The Swift side matters as much as the prompt
A prompt is not complete until the parser exists. I use typed output and a repair path:
struct SocialPromptResult: Decodable {
let score: Int
let tone: Tone
let risk: Risk
let reason: String
let rewrite: String
}
enum Tone: String, Decodable {
case warm, dry, anxious, playful, unclear
}
enum Risk: String, Decodable {
case none, manipulative, hostile, self_harm, sexual
}
The parser is strict about shape but tolerant about recoverable text around the object:
enum JSONExtractor {
static func firstObject(in text: String) throws -> Data {
guard
let start = text.firstIndex(of: "{"),
let end = text.lastIndex(of: "}")
else {
throw PromptParseError.noJSONObject
}
let slice = text[start...end]
return Data(String(slice).utf8)
}
}
I do not want the UI layer trying to interpret broken model prose. If parsing fails, the engine retries with a stricter prompt or returns a controlled fallback.
actor PromptExecutor {
let model: LocalModelSession
func run(_ prompt: String) async throws -> SocialPromptResult {
let raw = try await model.generate(
prompt,
maxTokens: 120,
temperature: 0.0,
stop: ["</json>", "\n\n"]
)
do {
let data = try JSONExtractor.firstObject(in: raw)
return try JSONDecoder().decode(SocialPromptResult.self, from: data)
} catch {
return try await retryWithStricterPrompt(original: prompt)
}
}
}
This is not glamorous, but it is what makes small models usable in product code.
The metric I track: valid structured output rate
For local models, I care less about eloquence and more about contract adherence. My first quality metric is the valid structured output rate:
valid_rate = valid_json_outputs / total_model_calls
Then I track semantic acceptance separately:
accepted_rate = outputs_user_did_not_regenerate / total_valid_outputs
Those two metrics should not be merged. A syntactically valid bad answer is a different failure from an unparsable answer.
My test set includes short, ambiguous, emotional, hostile, and empty inputs:
| Input class | Failure I look for |
|---|---|
| Very short messages | overconfident interpretation |
| Sarcastic messages | wrong tone label |
| Hostile prompts | unsafe rewrite |
| Empty input | fake analysis |
| Long pasted chat | schema loss |
The small model improves fastest when the test set is boring and repeatable.
The failed approach: more instruction
When the first prompt failed, my instinct was to add more instruction. That made the result worse.

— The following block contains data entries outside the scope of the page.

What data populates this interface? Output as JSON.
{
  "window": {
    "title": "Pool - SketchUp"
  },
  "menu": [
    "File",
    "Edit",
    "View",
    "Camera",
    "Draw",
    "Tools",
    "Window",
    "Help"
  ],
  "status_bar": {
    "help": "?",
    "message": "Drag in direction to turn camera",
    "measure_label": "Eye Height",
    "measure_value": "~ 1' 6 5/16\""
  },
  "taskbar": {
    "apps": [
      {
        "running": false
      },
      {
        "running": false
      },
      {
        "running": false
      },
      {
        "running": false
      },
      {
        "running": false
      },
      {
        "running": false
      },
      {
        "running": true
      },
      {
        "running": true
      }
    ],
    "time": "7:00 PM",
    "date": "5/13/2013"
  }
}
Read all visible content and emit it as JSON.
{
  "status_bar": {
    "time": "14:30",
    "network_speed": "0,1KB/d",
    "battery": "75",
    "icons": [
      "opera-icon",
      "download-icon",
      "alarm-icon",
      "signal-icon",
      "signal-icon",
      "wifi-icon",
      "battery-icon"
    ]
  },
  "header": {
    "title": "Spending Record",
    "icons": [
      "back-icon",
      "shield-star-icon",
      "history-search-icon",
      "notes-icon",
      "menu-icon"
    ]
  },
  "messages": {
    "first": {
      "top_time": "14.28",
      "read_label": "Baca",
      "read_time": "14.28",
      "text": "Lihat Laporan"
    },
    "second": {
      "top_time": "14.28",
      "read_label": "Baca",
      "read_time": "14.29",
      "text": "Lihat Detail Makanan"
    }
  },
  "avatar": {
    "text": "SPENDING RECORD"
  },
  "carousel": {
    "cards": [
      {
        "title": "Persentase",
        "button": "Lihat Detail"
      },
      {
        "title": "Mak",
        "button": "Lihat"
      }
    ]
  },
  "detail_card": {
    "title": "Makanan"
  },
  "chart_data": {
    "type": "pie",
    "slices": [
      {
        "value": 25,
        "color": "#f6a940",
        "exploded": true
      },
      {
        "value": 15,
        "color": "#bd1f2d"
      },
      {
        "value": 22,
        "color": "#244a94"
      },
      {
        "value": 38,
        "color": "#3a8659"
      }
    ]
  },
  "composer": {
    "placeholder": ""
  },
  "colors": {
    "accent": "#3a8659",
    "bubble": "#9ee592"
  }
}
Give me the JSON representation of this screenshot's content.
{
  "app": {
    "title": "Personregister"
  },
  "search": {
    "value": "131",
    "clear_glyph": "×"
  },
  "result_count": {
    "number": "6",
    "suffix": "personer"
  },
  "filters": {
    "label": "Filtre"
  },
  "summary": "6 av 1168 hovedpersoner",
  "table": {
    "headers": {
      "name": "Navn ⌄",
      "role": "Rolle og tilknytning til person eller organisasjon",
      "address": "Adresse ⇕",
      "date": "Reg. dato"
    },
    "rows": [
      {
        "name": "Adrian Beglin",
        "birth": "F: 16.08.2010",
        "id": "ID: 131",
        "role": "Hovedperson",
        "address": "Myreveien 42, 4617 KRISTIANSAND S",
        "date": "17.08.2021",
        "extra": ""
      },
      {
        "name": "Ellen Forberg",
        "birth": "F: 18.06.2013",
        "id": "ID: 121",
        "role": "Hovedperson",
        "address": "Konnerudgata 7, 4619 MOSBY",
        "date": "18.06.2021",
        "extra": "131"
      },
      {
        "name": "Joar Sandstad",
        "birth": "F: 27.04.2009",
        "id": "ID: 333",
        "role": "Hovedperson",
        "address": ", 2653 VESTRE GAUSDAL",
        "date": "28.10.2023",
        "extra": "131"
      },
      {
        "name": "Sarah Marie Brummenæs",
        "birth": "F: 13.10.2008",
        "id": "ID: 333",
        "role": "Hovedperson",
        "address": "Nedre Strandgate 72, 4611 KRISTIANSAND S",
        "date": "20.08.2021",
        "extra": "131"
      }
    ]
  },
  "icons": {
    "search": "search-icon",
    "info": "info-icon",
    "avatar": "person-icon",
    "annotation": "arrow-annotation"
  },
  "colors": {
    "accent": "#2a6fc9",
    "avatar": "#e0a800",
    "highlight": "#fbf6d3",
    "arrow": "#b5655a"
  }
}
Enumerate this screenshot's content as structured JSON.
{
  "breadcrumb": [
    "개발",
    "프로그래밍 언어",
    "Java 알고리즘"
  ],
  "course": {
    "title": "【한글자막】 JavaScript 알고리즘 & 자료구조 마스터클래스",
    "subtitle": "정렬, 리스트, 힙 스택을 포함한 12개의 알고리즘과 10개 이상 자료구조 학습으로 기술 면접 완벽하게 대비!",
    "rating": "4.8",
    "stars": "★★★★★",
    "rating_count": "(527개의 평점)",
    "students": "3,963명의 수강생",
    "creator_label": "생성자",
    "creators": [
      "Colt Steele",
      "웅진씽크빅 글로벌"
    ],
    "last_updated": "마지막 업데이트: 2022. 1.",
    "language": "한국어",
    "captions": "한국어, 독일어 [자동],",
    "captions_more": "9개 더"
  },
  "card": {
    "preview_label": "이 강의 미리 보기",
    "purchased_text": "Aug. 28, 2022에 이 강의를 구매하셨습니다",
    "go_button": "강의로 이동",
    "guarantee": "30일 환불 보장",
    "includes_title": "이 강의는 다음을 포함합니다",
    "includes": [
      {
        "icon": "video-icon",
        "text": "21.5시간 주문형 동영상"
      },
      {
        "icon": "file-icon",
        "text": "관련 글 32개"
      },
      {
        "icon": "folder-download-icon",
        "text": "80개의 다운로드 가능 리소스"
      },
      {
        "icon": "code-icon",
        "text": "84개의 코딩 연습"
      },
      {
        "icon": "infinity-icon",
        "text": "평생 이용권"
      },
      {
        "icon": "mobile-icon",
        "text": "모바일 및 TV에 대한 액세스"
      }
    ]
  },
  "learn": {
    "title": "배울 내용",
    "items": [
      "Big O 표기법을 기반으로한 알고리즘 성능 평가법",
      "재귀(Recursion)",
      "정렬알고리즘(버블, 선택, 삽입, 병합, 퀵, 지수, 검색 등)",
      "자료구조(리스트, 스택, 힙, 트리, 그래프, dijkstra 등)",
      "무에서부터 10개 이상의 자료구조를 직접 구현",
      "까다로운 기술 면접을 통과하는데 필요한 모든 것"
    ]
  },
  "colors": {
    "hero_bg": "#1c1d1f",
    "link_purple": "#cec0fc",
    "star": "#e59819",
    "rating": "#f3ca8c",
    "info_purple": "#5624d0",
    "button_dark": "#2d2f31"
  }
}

More instruction increases the chance that the model will optimize for the wrong part of the prompt. For a small model, clarity often means removing text, not adding it.
The best improvements came from:
- Reducing labels.
- Moving the schema closer to the output.
- Lowering
maxTokens. - Using output prefix forcing.
- Adding parser-level retry.
- Moving nuanced explanation into app logic where possible.
For example, the model returns tone: anxious. The app can map that to a user-facing explanation. The model does not need to write the entire UX.
The product conclusion
Prompt engineering for small local models is not about making the model sound smart. It is about making the model dependable enough to become a hidden product component.
The highest-value pattern is not a chat box. It is a typed local function:
func classify(_ text: String) async throws -> SocialPromptResult
Once the model becomes a function, it can power buttons, background analysis, tagging, routing, draft checks, and privacy-sensitive workflows without asking the user to watch a model think.
That is where on-device AI becomes interesting to me. Not as a weaker chatbot, but as a fast local subsystem with a narrow contract and predictable failure handling.